3. We had an impromptu photo session Sunday afternoon, the kids all spiffed-up, in the front yard. Things have not changed. Posed family photos are as hard to get as ever, and I have a fabulous series of pictures along with dialogue no one will ever let me share publicly, plus one “acceptable” picture that will eventually make it onto Facebook.

4. Oldest, who has been wearing glasses since he was three, got contact lenses today. I’ve seen him without glasses plenty of times, but this was different. I was witness to him seeing his world differently—an echo of the day we walked up to our front door, him in his first pair of full-prescription glasses, stopping, bending over, taking in this world he hadn’t realized was around him.

5. Youngest, these days, always wants the radio off when we are in the car. “Let’s talk,” she says. She is a good foil for the introverts in the family, inclined as they are to hide by the end of a long day.

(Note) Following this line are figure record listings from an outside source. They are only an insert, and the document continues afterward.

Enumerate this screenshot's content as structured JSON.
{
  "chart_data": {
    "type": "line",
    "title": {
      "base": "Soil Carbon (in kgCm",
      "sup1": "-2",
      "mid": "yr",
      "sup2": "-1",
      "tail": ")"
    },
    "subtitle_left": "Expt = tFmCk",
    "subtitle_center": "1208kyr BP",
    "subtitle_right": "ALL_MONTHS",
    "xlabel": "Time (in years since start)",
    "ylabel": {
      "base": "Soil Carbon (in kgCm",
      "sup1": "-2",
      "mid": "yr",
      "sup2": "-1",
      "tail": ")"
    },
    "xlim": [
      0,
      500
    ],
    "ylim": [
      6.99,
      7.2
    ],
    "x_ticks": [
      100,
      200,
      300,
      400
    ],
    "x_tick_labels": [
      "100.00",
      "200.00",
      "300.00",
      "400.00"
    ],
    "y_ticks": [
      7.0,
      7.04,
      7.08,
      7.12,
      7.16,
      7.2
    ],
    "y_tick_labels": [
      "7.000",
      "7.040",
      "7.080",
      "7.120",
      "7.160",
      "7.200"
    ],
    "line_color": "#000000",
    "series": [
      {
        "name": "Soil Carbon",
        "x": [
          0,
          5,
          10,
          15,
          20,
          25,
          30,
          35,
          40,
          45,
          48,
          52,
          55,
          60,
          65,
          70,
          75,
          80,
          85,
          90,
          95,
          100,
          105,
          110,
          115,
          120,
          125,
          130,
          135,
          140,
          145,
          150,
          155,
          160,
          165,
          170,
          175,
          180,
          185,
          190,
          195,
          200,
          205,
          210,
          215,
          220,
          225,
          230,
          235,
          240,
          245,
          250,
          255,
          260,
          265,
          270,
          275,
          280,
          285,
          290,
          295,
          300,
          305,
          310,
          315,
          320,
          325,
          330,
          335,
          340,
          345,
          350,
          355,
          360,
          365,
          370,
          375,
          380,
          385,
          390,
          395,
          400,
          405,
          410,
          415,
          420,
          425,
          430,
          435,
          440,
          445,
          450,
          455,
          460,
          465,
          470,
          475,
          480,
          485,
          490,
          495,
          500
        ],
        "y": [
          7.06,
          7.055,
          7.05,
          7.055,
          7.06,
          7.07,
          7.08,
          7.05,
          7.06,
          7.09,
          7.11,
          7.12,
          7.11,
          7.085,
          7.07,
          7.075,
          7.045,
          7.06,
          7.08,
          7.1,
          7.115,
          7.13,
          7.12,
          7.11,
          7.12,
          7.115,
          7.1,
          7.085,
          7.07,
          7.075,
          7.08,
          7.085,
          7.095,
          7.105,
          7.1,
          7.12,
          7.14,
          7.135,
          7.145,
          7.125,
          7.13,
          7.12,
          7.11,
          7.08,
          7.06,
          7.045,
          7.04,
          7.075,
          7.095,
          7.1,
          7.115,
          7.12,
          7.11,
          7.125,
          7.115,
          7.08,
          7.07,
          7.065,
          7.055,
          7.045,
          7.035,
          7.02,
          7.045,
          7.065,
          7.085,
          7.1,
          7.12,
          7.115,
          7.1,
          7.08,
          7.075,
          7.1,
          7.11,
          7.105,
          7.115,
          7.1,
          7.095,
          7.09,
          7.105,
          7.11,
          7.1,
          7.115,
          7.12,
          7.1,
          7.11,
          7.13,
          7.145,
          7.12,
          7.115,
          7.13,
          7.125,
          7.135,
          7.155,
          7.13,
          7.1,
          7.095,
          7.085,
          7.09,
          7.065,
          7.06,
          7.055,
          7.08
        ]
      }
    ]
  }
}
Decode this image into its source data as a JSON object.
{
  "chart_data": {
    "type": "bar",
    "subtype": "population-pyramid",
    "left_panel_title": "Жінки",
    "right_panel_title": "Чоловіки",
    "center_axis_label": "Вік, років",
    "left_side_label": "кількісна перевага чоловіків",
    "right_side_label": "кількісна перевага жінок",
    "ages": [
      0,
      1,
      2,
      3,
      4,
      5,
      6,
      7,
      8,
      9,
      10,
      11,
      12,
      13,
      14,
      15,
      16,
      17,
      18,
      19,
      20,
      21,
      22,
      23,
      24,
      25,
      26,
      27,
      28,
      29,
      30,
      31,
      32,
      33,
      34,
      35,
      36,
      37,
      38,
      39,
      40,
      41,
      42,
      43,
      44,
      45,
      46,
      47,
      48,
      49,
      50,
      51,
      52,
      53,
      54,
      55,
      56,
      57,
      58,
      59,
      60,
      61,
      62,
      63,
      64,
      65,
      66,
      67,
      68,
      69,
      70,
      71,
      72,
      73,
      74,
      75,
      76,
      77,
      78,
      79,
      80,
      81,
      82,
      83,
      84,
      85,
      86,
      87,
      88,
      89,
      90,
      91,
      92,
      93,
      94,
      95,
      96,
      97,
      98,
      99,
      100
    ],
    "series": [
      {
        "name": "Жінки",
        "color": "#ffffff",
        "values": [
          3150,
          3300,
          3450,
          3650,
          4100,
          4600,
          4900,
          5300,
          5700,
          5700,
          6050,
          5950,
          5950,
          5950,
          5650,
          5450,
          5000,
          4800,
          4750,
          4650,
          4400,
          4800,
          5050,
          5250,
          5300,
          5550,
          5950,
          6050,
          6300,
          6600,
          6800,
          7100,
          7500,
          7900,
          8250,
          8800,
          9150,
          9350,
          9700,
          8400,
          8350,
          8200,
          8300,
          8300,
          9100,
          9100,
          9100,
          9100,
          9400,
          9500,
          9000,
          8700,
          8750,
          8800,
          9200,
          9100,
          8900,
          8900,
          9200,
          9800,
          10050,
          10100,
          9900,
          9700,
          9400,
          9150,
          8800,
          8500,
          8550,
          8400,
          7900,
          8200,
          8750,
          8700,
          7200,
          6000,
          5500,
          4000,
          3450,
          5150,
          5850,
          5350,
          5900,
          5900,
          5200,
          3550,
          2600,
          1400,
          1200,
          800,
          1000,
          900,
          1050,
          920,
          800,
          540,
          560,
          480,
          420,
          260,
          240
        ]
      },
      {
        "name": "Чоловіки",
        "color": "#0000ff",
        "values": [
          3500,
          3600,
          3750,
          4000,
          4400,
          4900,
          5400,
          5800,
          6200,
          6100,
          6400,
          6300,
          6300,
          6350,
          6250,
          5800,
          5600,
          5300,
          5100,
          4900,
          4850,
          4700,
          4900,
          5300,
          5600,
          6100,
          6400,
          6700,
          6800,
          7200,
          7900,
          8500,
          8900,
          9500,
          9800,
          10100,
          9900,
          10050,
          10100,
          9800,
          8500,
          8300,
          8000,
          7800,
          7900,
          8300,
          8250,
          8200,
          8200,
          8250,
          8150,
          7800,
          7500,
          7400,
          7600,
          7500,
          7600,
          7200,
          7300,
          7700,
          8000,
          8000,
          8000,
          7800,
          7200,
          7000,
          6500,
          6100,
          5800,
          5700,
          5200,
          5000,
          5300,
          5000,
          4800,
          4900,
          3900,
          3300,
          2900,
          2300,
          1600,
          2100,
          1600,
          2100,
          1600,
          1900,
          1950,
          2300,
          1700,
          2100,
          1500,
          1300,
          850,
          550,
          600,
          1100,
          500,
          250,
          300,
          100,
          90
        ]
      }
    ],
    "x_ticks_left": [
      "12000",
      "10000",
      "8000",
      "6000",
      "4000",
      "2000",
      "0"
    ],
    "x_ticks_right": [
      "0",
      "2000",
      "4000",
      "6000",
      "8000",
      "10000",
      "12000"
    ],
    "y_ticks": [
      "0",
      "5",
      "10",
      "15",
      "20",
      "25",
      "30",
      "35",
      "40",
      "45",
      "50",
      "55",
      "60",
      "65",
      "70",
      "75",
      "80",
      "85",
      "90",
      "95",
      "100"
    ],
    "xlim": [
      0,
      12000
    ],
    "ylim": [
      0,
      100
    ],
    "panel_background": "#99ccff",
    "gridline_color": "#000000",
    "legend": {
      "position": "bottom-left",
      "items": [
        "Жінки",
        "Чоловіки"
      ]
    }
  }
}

I told more than one person that I was afraid of this month, going in. But here we are on the last day of April, and everyone is still all in one piece, even with the Easter Sunday emergency room visit. It has all been good, rich stuff—performances of all kinds, all five of us, and so many other things—I’ve been trying to hold these moments that have risen up in the middle of it all inside of me, and time just keeps barreling forward. How does one do this life thing? How does one not do it?

Which brings me to next month. I’m going to take a break from the blog. There are projects waiting for me, asking for their proper time. A transition from school days to summer days, also asking for its due time. And honestly, some dreaming to do. I will see you in June.